De plus, il utilise les topoi (lieux communs) du merveilleux : les métaphores de la mer – «dos de la plaine liquide», «montagne humide» – montrent que les choses s’animent dans un monde soumis à des lois surnaturelles.

Le champ lexical de la peur met en évidence ce monde hors norme : «effroyable», «formidable», «redoutable», «monstre furieux», «cornes menaçantes», «dragon», «trembler», «avec horreur», «épouvanté», «La frayeur les emporte», «désordre affreux».

Le dramaturge nous plonge dans l’univers merveilleux du mythe au sein duquel va émerger le héros.

B – Un héros épique

Dans cet univers surnaturel et hostile, la grandeur du héros peut s’exprimer.

Hippolyte se caractérise d’abord par une lignée héroïque comme le montre le champ lexical de la généalogie : «digne fils d’un héros», «l’intrépide Hippolyte», «généreux sang», «mon sang». Le caractère héroïque est d’abord un héritage.
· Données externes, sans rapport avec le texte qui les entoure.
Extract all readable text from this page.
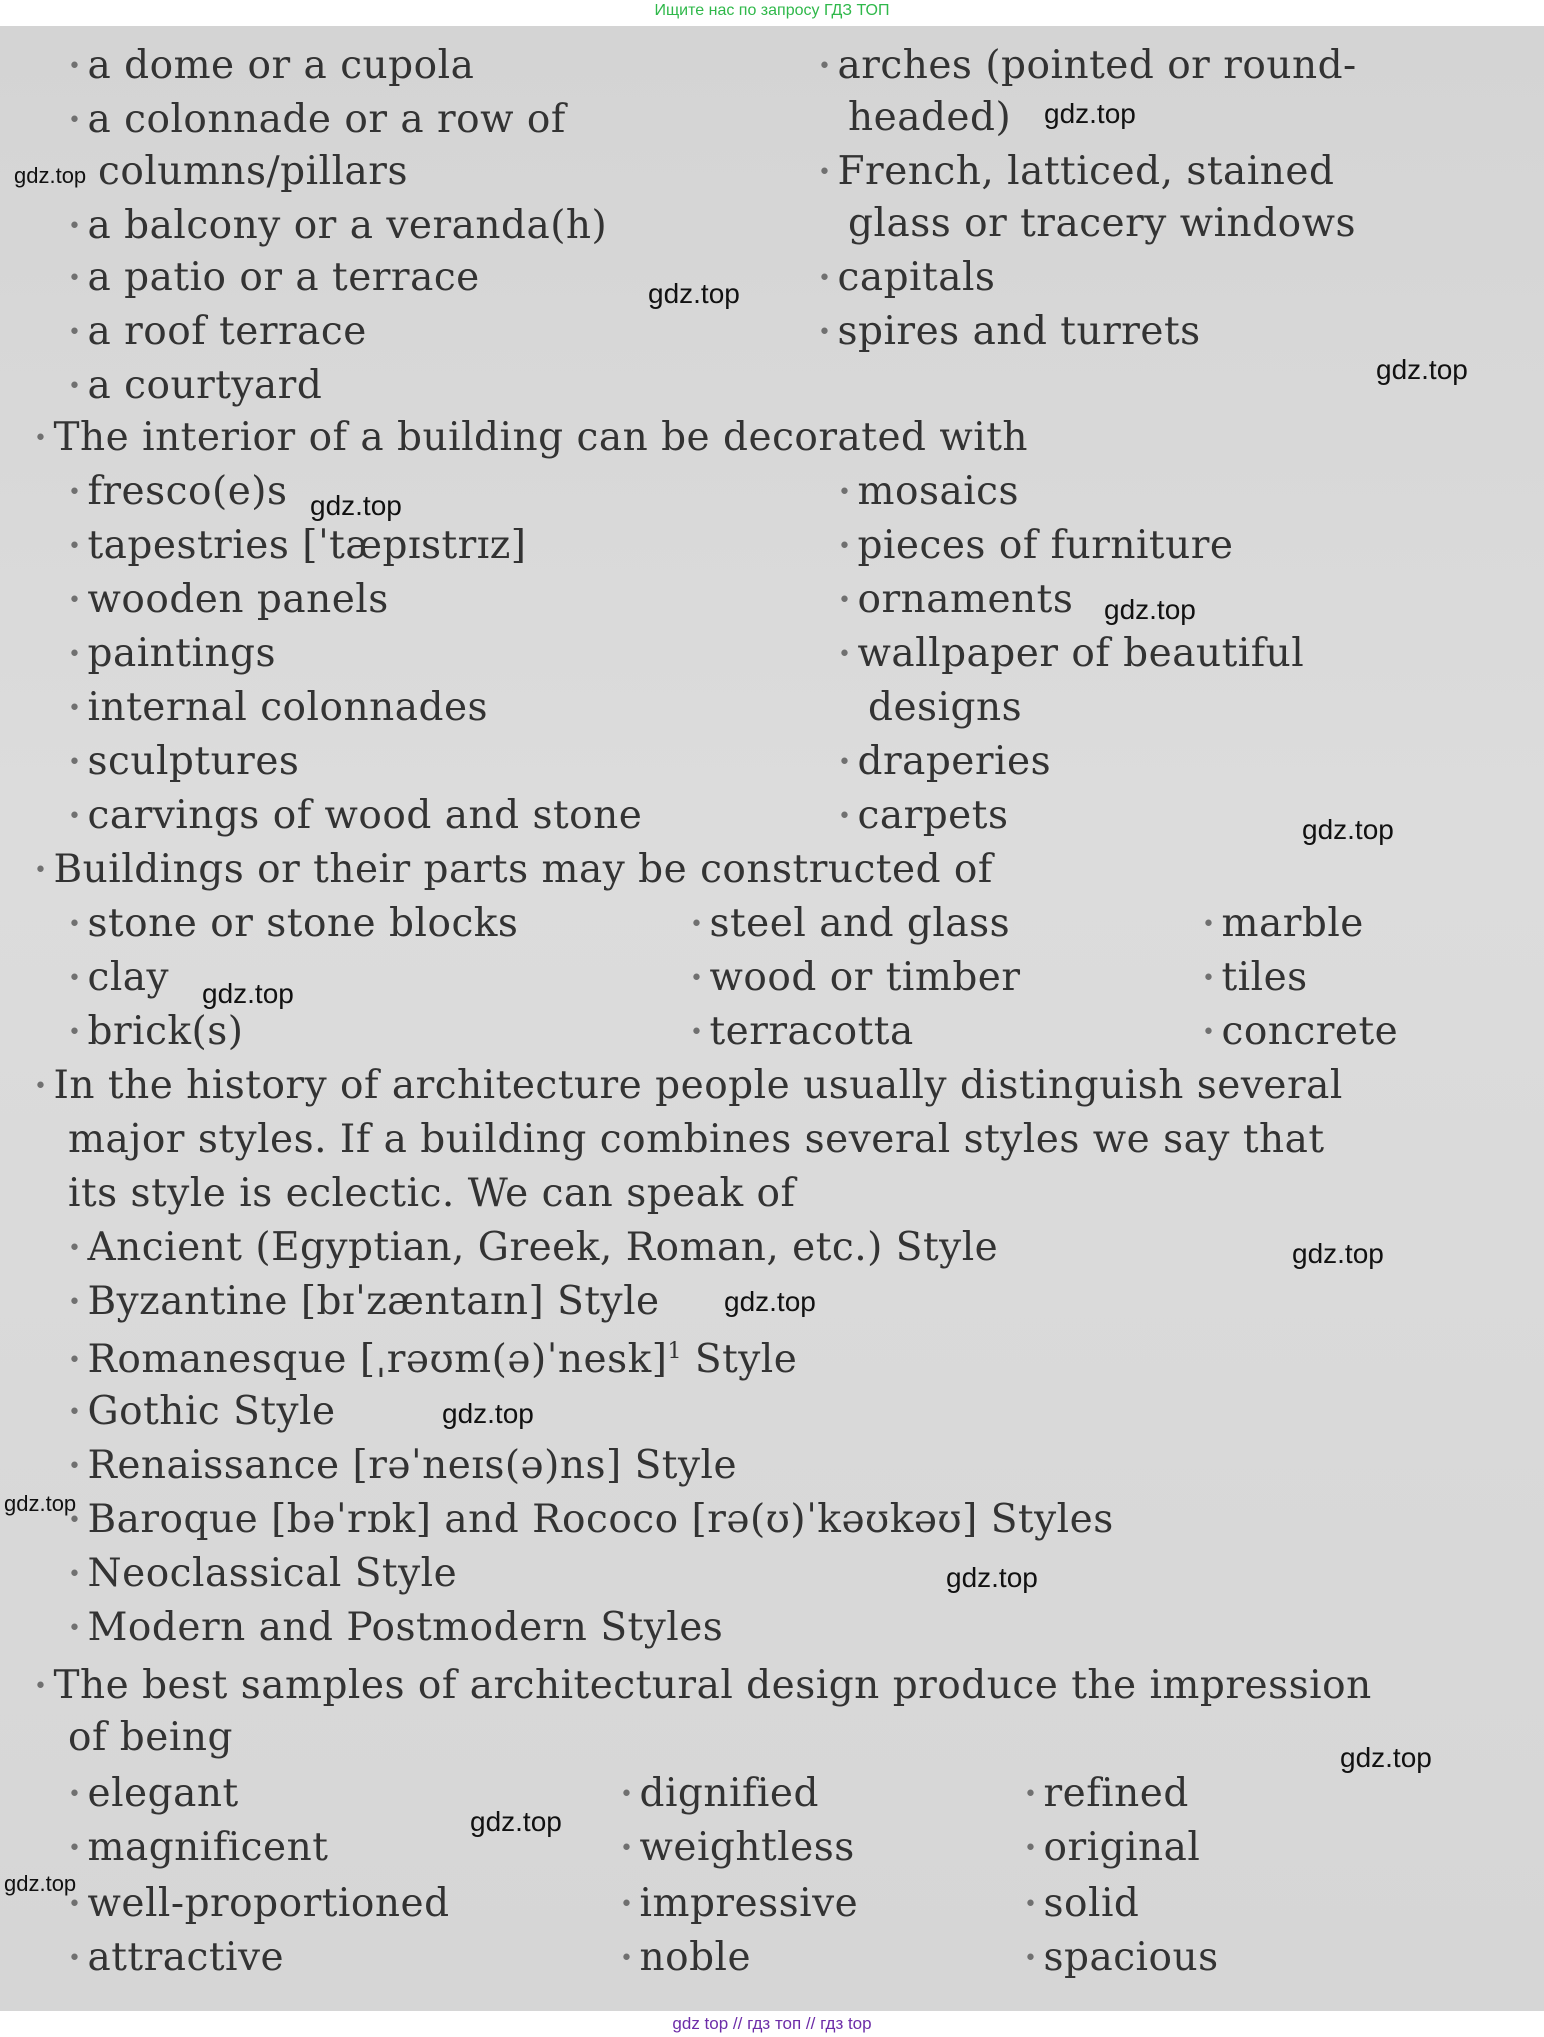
Ищите нас по запросу ГДЗ ТОП
• a dome or a cupola
• a colonnade or a row of
columns/pillars
• a balcony or a veranda(h)
• a patio or a terrace
• a roof terrace
• a courtyard
• arches (pointed or round-
headed)
• French, latticed, stained
glass or tracery windows
• capitals
• spires and turrets
• The interior of a building can be decorated with
• fresco(e)s
• tapestries [ˈtæpɪstrɪz]
• wooden panels
• paintings
• internal colonnades
• sculptures
• carvings of wood and stone
• mosaics
• pieces of furniture
• ornaments
• wallpaper of beautiful
designs
• draperies
• carpets
• Buildings or their parts may be constructed of
• stone or stone blocks
• clay
• brick(s)
• steel and glass
• wood or timber
• terracotta
• marble
• tiles
• concrete
• In the history of architecture people usually distinguish several
major styles. If a building combines several styles we say that
its style is eclectic. We can speak of
• Ancient (Egyptian, Greek, Roman, etc.) Style
• Byzantine [bɪˈzæntaɪn] Style
• Romanesque [ˌrəʊm(ə)ˈnesk]$^1$ Style
• Gothic Style
• Renaissance [rəˈneɪs(ə)ns] Style
• Baroque [bəˈrɒk] and Rococo [rə(ʊ)ˈkəʊkəʊ] Styles
• Neoclassical Style
• Modern and Postmodern Styles
• The best samples of architectural design produce the impression
of being
• elegant
• magnificent
• well-proportioned
• attractive
• dignified
• weightless
• impressive
• noble
• refined
• original
• solid
• spacious
gdz.top
gdz.top
gdz.top
gdz.top
gdz.top
gdz.top
gdz.top
gdz.top
gdz.top
gdz.top
gdz.top
gdz.top
gdz.top
gdz.top
gdz.top
gdz.top
gdz top // гдз топ // гдз top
Par l’épithète homérique «l’intrépide Hippolyte», l’intrépidité et la noblesse sont viscéralement attachées au personnage d’Hippolyte.

Cette noblesse apparaît à travers l’importance des chevaux dans le texte, symbole du héros épique : «chevaux» et «coursiers». Le nom même d’Hippolyte contient le sème cheval (hippos en grec).

Mais Racine met en scène la solitude de ce héros.

L’hyperbole «Tout fuit» oppose le monde extérieur, animé d’un mouvement centrifuge, et le héros, qui reste seul sur scène :
«Tout fuit; et sans s’armer d’un courage inutile,
Dans le temple voisin chacun cherche un asile.
Hippolyte lui seul digne fils d’un héros,
Arrête ses coursiers saisit ses javelots
».

III – Une scène de tragédie classique

A – Un tableau pathétique

Au mouvement baroque succède un tableau pathétique d’une immobilité mortuaire.

La couleur initiale de la scène, «jaunissante» se mue en la couleur rouge du «généreux sang».

Le participe passé « teints » fait songer au peintre qui vient poser des touches de couleurs sur un tableau :
« De son généreux sang la trace nous conduit.
Les rochers en sont teints; les ronces dégouttantes
Portent de ses cheveux les dépouilles sanglantes. »

Or ce tableau rappelle les tableaux chrétiens de la Descente de croix, sujet courant dans la peinture du 17ème siècle.

Descente de croix, Rubens (1614-1615)

Descente de croix, Rubens (1614-1615)

Plusieurs indices permettent d’établir un parallèle entre Hippolyte et le Christ :

♦ La couleur rouge dominante et la «plaie» font songer au sang du christ;
♦ Les ronces assimilées aux cheveux rappellent la couronne du christ;
♦ « l’œil mourant» et le « corps défiguré » d’Hippolyte rappellent les descriptions du Christ descendu de la croix.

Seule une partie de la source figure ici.